I was afraid period. Of alligators swimming in the moat
on the staircase landing. The genie living in the air conditioner.
A burglar shooting my father on the front lawn and the piney
knots in the basement cabinets with their Edvard Munch faces.
The storm doors where the burglar broke in while we were away,
That clichéd darkness under the bed that will snatch my arm
if it hung down toward the floor. The Wicked Witch of the West,
Sheba, the German shepherd down the street with her drooling fangs
and let’s not forget singing the name Jesus in Christmas carols
on the stage of Roosevelt School. I was terrified G-d would not forgive

me. I was afraid, too, of taking tests and eating sausage
on Yom Kippur, that not placing rocks on our parents’ graves
would bring a bad-luck year, of shredding ancestral hands
pulling at my legs while I walked the cemetery. I was mortified
of getting an A minus and horrified at the thought of turning
in homework late and not obeying every teacher’s instructions.

Call me chicken, but I was afraid the big tree in the backyard
behind us would crash.
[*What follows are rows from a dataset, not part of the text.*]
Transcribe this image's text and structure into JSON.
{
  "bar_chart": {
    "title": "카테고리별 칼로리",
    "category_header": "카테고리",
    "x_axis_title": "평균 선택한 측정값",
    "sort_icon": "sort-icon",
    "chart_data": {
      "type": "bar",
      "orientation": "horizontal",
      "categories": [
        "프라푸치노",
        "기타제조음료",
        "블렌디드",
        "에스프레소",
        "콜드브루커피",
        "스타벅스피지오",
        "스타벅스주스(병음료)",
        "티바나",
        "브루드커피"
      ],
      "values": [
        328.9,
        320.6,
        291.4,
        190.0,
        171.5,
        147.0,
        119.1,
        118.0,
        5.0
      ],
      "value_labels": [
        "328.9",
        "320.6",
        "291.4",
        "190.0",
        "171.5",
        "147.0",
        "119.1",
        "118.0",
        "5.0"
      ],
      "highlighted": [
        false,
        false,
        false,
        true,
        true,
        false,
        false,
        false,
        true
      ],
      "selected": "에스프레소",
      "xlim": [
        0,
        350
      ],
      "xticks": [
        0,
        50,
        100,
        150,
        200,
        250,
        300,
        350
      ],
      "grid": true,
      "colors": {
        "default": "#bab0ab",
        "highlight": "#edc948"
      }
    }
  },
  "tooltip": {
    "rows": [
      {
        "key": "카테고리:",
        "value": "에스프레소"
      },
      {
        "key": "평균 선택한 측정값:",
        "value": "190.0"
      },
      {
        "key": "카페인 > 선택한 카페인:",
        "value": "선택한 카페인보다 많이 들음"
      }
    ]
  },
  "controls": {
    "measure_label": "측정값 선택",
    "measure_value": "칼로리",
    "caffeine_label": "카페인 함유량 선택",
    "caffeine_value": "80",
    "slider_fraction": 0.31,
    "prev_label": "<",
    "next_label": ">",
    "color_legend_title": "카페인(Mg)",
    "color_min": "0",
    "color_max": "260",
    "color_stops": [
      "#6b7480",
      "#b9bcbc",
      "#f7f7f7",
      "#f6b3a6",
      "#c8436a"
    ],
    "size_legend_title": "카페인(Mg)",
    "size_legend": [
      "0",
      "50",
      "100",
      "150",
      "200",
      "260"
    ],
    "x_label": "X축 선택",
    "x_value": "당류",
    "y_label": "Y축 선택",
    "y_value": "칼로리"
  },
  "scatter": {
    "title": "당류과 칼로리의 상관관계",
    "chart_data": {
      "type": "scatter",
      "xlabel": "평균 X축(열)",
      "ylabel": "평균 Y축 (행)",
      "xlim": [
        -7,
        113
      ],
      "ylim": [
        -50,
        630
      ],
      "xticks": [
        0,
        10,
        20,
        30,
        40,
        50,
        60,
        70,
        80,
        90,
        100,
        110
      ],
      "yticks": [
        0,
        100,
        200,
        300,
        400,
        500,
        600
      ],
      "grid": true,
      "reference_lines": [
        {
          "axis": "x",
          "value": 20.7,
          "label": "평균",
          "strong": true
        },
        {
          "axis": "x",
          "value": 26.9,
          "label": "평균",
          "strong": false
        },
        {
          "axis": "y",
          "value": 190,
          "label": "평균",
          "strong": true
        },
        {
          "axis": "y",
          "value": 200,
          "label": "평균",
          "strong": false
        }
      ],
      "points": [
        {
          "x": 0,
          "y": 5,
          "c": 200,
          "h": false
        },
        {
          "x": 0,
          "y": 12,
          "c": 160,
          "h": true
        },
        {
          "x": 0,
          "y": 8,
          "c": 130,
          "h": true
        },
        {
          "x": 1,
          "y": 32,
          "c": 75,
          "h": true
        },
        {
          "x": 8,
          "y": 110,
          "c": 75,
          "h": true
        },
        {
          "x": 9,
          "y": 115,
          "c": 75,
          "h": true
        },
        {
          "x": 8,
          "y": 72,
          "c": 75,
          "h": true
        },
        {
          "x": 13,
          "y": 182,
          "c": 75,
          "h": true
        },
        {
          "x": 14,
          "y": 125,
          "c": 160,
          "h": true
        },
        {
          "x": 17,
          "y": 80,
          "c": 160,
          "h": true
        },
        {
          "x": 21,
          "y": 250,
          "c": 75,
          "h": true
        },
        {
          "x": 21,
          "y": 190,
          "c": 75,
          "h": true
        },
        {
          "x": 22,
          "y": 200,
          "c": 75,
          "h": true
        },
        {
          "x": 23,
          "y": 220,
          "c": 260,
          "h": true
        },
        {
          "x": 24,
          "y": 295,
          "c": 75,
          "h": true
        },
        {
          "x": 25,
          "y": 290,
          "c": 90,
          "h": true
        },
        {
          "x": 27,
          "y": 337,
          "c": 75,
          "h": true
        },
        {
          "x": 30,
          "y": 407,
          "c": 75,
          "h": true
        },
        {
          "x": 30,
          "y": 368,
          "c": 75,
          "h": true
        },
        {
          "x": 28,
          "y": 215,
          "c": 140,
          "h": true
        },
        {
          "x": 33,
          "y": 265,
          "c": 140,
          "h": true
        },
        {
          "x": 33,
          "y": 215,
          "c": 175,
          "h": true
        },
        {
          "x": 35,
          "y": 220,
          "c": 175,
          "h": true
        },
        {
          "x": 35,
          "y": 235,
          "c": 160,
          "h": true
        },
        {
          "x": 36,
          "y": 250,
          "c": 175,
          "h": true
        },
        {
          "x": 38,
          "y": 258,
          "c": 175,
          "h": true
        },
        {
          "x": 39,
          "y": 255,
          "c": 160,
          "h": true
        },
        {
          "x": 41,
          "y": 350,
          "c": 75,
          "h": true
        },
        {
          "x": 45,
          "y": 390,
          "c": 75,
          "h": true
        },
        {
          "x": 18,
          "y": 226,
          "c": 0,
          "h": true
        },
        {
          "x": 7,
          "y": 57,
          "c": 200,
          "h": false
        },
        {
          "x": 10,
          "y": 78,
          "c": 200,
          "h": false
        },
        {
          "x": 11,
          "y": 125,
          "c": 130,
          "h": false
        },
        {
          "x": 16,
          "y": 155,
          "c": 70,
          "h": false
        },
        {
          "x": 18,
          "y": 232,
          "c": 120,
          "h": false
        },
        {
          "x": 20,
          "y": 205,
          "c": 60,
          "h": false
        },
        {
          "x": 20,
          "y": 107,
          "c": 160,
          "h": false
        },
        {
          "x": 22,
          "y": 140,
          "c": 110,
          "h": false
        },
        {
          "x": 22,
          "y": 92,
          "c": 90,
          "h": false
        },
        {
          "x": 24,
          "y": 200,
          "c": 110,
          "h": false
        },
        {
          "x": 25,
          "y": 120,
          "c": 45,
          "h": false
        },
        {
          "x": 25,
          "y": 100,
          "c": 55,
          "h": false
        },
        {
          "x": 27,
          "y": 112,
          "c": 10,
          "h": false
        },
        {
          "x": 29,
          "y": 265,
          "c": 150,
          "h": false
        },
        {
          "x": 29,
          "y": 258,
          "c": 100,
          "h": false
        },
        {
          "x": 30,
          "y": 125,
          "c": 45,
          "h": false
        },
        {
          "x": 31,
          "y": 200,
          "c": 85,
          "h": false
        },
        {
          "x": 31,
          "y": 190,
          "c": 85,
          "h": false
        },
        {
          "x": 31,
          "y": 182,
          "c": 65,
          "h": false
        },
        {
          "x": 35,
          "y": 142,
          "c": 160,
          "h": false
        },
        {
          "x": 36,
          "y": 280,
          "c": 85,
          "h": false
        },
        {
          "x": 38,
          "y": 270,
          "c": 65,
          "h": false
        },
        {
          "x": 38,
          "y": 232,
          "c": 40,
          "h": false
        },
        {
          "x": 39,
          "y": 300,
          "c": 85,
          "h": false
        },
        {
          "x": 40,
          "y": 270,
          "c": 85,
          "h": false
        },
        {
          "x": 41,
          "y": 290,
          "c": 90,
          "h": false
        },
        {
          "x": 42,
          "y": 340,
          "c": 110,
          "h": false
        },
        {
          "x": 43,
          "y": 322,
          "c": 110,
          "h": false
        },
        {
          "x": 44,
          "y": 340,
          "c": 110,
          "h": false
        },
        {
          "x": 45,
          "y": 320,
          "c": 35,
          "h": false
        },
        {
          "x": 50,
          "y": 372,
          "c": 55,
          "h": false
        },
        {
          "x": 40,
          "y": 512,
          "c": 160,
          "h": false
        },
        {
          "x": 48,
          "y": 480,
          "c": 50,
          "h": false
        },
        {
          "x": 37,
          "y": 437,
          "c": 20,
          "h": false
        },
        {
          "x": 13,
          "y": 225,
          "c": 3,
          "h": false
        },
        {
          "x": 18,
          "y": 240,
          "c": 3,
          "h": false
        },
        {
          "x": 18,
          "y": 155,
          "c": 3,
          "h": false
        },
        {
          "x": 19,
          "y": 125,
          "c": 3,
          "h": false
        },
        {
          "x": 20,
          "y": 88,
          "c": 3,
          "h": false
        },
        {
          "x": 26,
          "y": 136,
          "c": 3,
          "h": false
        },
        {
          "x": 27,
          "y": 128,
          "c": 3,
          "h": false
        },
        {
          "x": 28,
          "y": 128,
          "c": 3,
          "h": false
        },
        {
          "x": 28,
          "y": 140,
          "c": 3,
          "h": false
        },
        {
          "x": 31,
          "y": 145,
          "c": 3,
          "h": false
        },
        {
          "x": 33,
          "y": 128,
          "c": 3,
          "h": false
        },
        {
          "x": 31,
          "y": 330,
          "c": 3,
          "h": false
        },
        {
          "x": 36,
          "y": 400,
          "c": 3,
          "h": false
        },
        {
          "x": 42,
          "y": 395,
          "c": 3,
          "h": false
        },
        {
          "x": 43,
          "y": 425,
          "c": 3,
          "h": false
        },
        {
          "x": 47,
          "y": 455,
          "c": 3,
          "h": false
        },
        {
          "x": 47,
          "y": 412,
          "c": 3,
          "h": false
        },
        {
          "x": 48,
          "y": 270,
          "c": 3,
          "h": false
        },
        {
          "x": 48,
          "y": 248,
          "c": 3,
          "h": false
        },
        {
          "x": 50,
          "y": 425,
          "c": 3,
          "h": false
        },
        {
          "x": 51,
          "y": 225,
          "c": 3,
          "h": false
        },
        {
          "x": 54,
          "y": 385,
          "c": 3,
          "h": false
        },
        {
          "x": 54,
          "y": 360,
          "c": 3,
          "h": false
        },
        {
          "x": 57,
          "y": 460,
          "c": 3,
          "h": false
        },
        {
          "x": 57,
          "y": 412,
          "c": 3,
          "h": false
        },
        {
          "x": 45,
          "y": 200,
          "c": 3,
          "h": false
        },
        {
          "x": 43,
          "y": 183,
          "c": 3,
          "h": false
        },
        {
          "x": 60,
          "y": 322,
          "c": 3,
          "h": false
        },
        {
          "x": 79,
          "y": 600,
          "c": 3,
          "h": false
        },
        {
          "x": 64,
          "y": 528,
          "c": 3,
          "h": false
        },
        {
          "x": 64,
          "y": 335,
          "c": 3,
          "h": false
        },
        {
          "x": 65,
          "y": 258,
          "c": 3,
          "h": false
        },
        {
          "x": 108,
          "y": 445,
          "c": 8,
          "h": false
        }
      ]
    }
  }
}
I am now afraid of making yet
another mistake in choosing a mate, in letting someone
other than my son or massage therapist touch me,
of not fitting into the airplane seat even with an extension
belt, of my cancer returning. I fear that years of not listening
to my doctors will lead to life-draining dialysis. But mostly
I fear I will die with unsold manuscripts under my bed,
my voice held captive by Times New Roman.